C'è tanta Asia, in questa mattinata dedicata alla pasta. C'è nell'intervento di Carlo Cracco, (che annuncia l'abbandono della tv per affrontare il nuovo impegno) che spinge il pedale della ricerca dei sapori negli Spaghetti con salsa di tè verde matcha, wasabi e bottarga, e c'è – come prevedibile - nell'intervento di Luca Fantin del Bulgari di Tokyo che firma una magnifica cucina italiana a partire dal 90% di prodotti locali, cercati fin negli angoli più remoti del Giappone, come testimonia il libroLa cucina di Luca Fantinche segue le tracce del suo girovagare alla ricerca di prodotti sconosciuti agli stessi giapponesi, che possono interpretare la cucina tricolore in modo fedele.
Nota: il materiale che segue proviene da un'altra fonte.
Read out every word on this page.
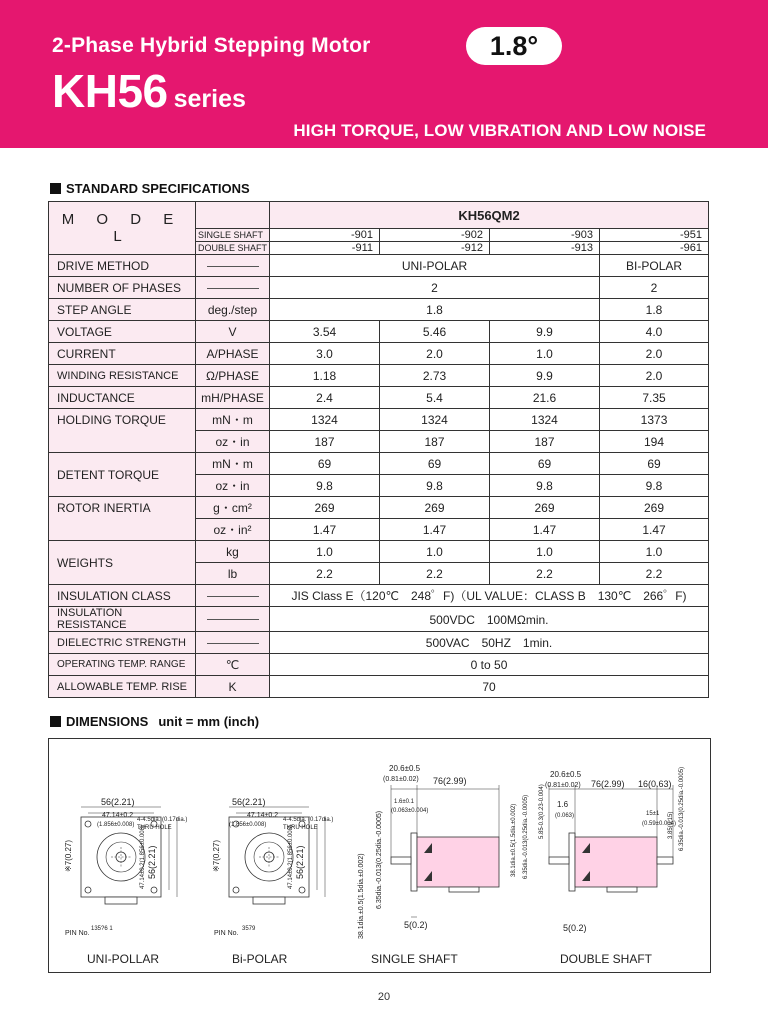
2-Phase Hybrid Stepping Motor	1.8°
KH56 series
HIGH TORQUE, LOW VIBRATION AND LOW NOISE
STANDARD SPECIFICATIONS
M O D E L		KH56QM2			
	SINGLE SHAFT	-901	-902	-903	-951
	DOUBLE SHAFT	-911	-912	-913	-961
DRIVE METHOD		UNI-POLAR			BI-POLAR
NUMBER OF PHASES		2			2
STEP ANGLE	deg./step	1.8			1.8
VOLTAGE	V	3.54	5.46	9.9	4.0
CURRENT	A/PHASE	3.0	2.0	1.0	2.0
WINDING RESISTANCE	Ω/PHASE	1.18	2.73	9.9	2.0
INDUCTANCE	mH/PHASE	2.4	5.4	21.6	7.35
HOLDING TORQUE	mN・m	1324	1324	1324	1373
	oz・in	187	187	187	194
DETENT TORQUE	mN・m	69	69	69	69
	oz・in	9.8	9.8	9.8	9.8
ROTOR INERTIA	g・cm²	269	269	269	269
	oz・in²	1.47	1.47	1.47	1.47
WEIGHTS	kg	1.0	1.0	1.0	1.0
	lb	2.2	2.2	2.2	2.2
INSULATION CLASS		JIS Class E（120℃　248゜F)（UL VALUE：CLASS B　130℃　266゜F)			
INSULATION RESISTANCE		500VDC　100MΩmin.			
DIELECTRIC STRENGTH		500VAC　50HZ　1min.			
OPERATING TEMP. RANGE	℃	0 to 50			
ALLOWABLE TEMP. RISE	K	70			
DIMENSIONS unit = mm (inch)
56(2.21)
47.14±0.2
(1.856±0.008)
4-4.5dia. (0.17dia.)
THRU HOLE
※7(0.27)	56(2.21)
47.14±0.2(1.856±0.008)
PIN No.
135?6 1
56(2.21)
47.14±0.2
(1.856±0.008)
4-4.5dia. (0.17dia.)
THRU HOLE
※7(0.27)	56(2.21)
47.14±0.2(1.856±0.008)
PIN No.
3579
20.6±0.5
(0.81±0.02) 76(2.99)
1.6±0.1
(0.063±0.004)
38.1dia.±0.5(1.5dia.±0.002) 6.35dia.-0.013(0.25dia.-0.0005)
5(0.2)
20.6±0.5
(0.81±0.02) 76(2.99) 16(0.63)
1.6
(0.063)	15±1
(0.59±0.004)
38.1dia.±0.5(1.5dia.±0.002) 6.35dia.-0.013(0.25dia.-0.0005) 5.85-0.3(0.23-0.004)	6.35dia.-0.013(0.25dia.-0.0005)
3.85(0.15)
5(0.2)
UNI-POLLAR	Bi-POLAR	SINGLE SHAFT	DOUBLE SHAFT
20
Si tracciano così le tappe di un viaggio nella materia prima che è anche un viaggio alla ricerca della materia prima e delle sue variazioni stagionali, in cui ha messo insieme ben 200 fornitori. L'incontro di sapori e di culture si risolve con l'Insalata di pasta, per la quale usa la pentola in cui in Giappone si prepara il riso, e ci cuoce i ditalini in un brodo intenso di frutti di mare (in proporzione di 2:1) fino a completo assorbimento. L'obiettivo è valorizzare la pasta di piccolo formato (riscoperta per i suoi figli) che trova poco spazio nell'alta cucina. Si ottiene una pasta slegata, ideale in insalata, arricchita da king crab, ricci di mare, uova di salmone, verdure amare e dressing di erbe fermentate, e portata in tavola direttamente nella pentola da cui attingere liberamente, per lo stupore dei clienti di un locale così lussuoso. Un'idea di convivio e condivisione che si affaccia sempre più di frequente nelle grandi tavole di mezzo mondo.
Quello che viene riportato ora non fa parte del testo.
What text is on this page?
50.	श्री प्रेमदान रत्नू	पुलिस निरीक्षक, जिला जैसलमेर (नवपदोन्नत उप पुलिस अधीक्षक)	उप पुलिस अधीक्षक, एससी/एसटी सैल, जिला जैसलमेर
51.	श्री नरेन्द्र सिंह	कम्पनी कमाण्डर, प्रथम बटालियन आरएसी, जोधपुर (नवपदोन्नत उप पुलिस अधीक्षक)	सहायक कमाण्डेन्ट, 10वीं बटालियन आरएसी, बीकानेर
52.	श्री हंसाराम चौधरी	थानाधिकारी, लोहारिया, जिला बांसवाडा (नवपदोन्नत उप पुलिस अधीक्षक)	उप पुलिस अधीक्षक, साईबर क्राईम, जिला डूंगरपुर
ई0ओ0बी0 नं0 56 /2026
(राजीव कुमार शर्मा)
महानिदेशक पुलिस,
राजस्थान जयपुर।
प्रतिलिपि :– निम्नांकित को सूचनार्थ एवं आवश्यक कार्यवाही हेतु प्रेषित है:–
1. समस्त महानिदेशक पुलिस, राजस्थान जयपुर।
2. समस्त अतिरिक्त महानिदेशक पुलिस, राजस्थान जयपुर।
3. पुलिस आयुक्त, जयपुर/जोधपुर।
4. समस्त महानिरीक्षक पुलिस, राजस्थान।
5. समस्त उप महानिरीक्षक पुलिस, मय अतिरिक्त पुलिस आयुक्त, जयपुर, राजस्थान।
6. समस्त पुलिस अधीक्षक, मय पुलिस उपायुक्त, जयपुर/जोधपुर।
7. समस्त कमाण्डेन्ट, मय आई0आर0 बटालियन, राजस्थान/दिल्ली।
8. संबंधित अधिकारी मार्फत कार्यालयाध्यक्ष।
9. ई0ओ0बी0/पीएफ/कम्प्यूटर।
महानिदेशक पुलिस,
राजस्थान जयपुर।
Ma l'oriente entra, a sorpresa, anche nell'intervento di Ernesto Iaccarino che parla con convinzione di identità familiare, mediante il bel video che ripercorre la storia degli Iaccarino attraverso 100 e passa anni, raccontando le numerose attività, dentro e fuori dall'Italia, a San'Agata ai Due Golfi e alle Pieracciole, l'azienda agricola di 8 ettari di famiglia. Ma il radicamento in un territorio da solo non basta: “la cucina è anche contaminazione”. E detto da uno che celebra la tradizione fa riflettere: “oggi sembra che la cucina sia usata per mettere dei muri. Invece la cucina è apertura”. Anche perché, aggiunge: “ci sono tante grandi cucine nel mondo. Non solo quella italiana” e lui ne mette insieme tre, nel suo Dumpling mediterraneo: quella nostrana, quella orientale del raviolo, e quella mediorientale del gelato di fagioli. Un omaggio alla Cina in cui gli Iaccarino, da 10 anni, hanno a Macao un loro avamposto di mediterraneità. Il dumpling ripieno di verdure è laccato con una demi glace vegana con la carrube a sostituire le ossa, con un concetto più contemporaneo di bontà e sostenibilità. Ma anche la sua aglio, olio e peperoncino con salsa tonnata e sgombro marinato svela nuovi paesaggi e rimandi territoriali.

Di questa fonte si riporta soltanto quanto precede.